Last updated 6/23/2016 at 2:41pm

Courtesy of Live Science

Four huge lobes of the Earth on either side of the San Andreas Fault are sinking, while others are rising, a new analysis of GPS data reveals according to researchers reports, June 20 in the journal Nature Geoscience.

With the help of a new technique, researchers have been able to tease out a vertical motion, which "curiously straddled the San Andreas Fault," study lead author Samuel Howell, a doctoral candidate in ocean and earth science and technology at the University of Hawai'i at Mānoa, said in a statement. This is the first time that scientists have revealed the vertical motion sitting along the San Andreas Fault. "While the San Andreas GPS data has been publicly available for more than a decade, the vertical component of the measurements had largely been ignored in tectonic investigations because of difficulties in interpreting the noisy data," said Howell.

The simple motion makes the ground under the fault, appear to be moving as a slow wave.

Researchers currently rely on tiny GPS arrays placed along the 800-miles of the San Andreas Fault, which runs from the Salton Sea to the Mendocino Coast.

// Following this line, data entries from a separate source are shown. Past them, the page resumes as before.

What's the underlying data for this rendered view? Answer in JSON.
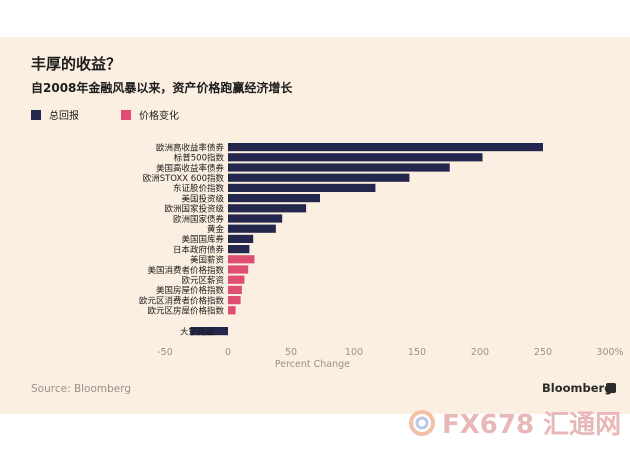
{
  "title": "丰厚的收益？",
  "subtitle": "自2008年金融风暴以来，资产价格跑赢经济增长",
  "source": "Source: Bloomberg",
  "brand": "Bloomberg",
  "watermark_text": "FX678 汇通网",
  "colors": {
    "total": "#23264d",
    "price": "#df4d72",
    "background": "#fbefe1"
  },
  "chart_data": {
    "type": "bar",
    "orientation": "horizontal",
    "series": [
      {
        "name": "总回报",
        "color": "#23264d"
      },
      {
        "name": "价格变化",
        "color": "#df4d72"
      }
    ],
    "bars": [
      {
        "label": "欧洲高收益率债券",
        "value": 250,
        "series": "总回报"
      },
      {
        "label": "标普500指数",
        "value": 202,
        "series": "总回报"
      },
      {
        "label": "美国高收益率债券",
        "value": 176,
        "series": "总回报"
      },
      {
        "label": "欧洲STOXX 600指数",
        "value": 144,
        "series": "总回报"
      },
      {
        "label": "东证股价指数",
        "value": 117,
        "series": "总回报"
      },
      {
        "label": "美国投资级",
        "value": 73,
        "series": "总回报"
      },
      {
        "label": "欧洲国家投资级",
        "value": 62,
        "series": "总回报"
      },
      {
        "label": "欧洲国家债券",
        "value": 43,
        "series": "总回报"
      },
      {
        "label": "黄金",
        "value": 38,
        "series": "总回报"
      },
      {
        "label": "美国国库券",
        "value": 20,
        "series": "总回报"
      },
      {
        "label": "日本政府债券",
        "value": 17,
        "series": "总回报"
      },
      {
        "label": "美国薪资",
        "value": 21,
        "series": "价格变化"
      },
      {
        "label": "美国消费者价格指数",
        "value": 16,
        "series": "价格变化"
      },
      {
        "label": "欧元区薪资",
        "value": 13,
        "series": "价格变化"
      },
      {
        "label": "美国房屋价格指数",
        "value": 11,
        "series": "价格变化"
      },
      {
        "label": "欧元区消费者价格指数",
        "value": 10,
        "series": "价格变化"
      },
      {
        "label": "欧元区房屋价格指数",
        "value": 6,
        "series": "价格变化"
      },
      {
        "label": "大宗商品",
        "value": -30,
        "series": "总回报",
        "separated": true
      }
    ],
    "xticks": [
      "-50",
      "0",
      "50",
      "100",
      "150",
      "200",
      "250",
      "300%"
    ],
    "xlim": [
      -50,
      300
    ],
    "xlabel": "Percent Change"
  }
}
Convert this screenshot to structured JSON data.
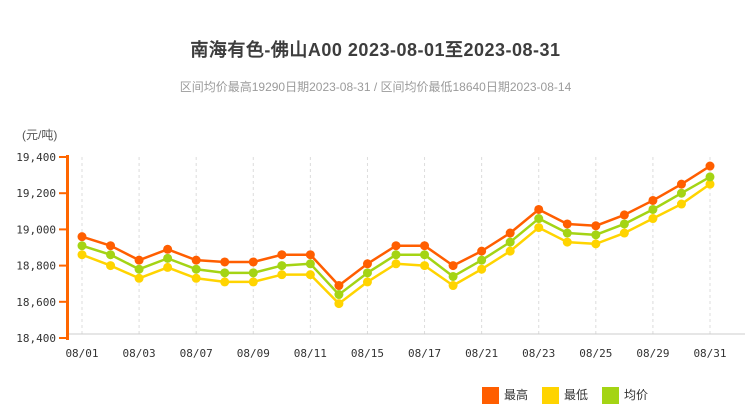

Until now, GPS sensor data has been relied on to determine the horizontal motion of the fault. But the vertical motion of the fault can be affected not only by tectonic motion of the plates, but also by everything from rainfall to the levels of groundwater to local surface geology.

Howell's team found that there were four large hunks of ground about 125 miles wide that were uplifting or subsiding on either side of the fault. The findings matched theoretical models for how the earth around the fault was moving in response to powerful earthquakes, however they don't add much to the seismic risk in the region.

With this new understanding, scientists should be able to create a more detailed understanding of the fault, which could in turn help with estimating the risk of future ruptures.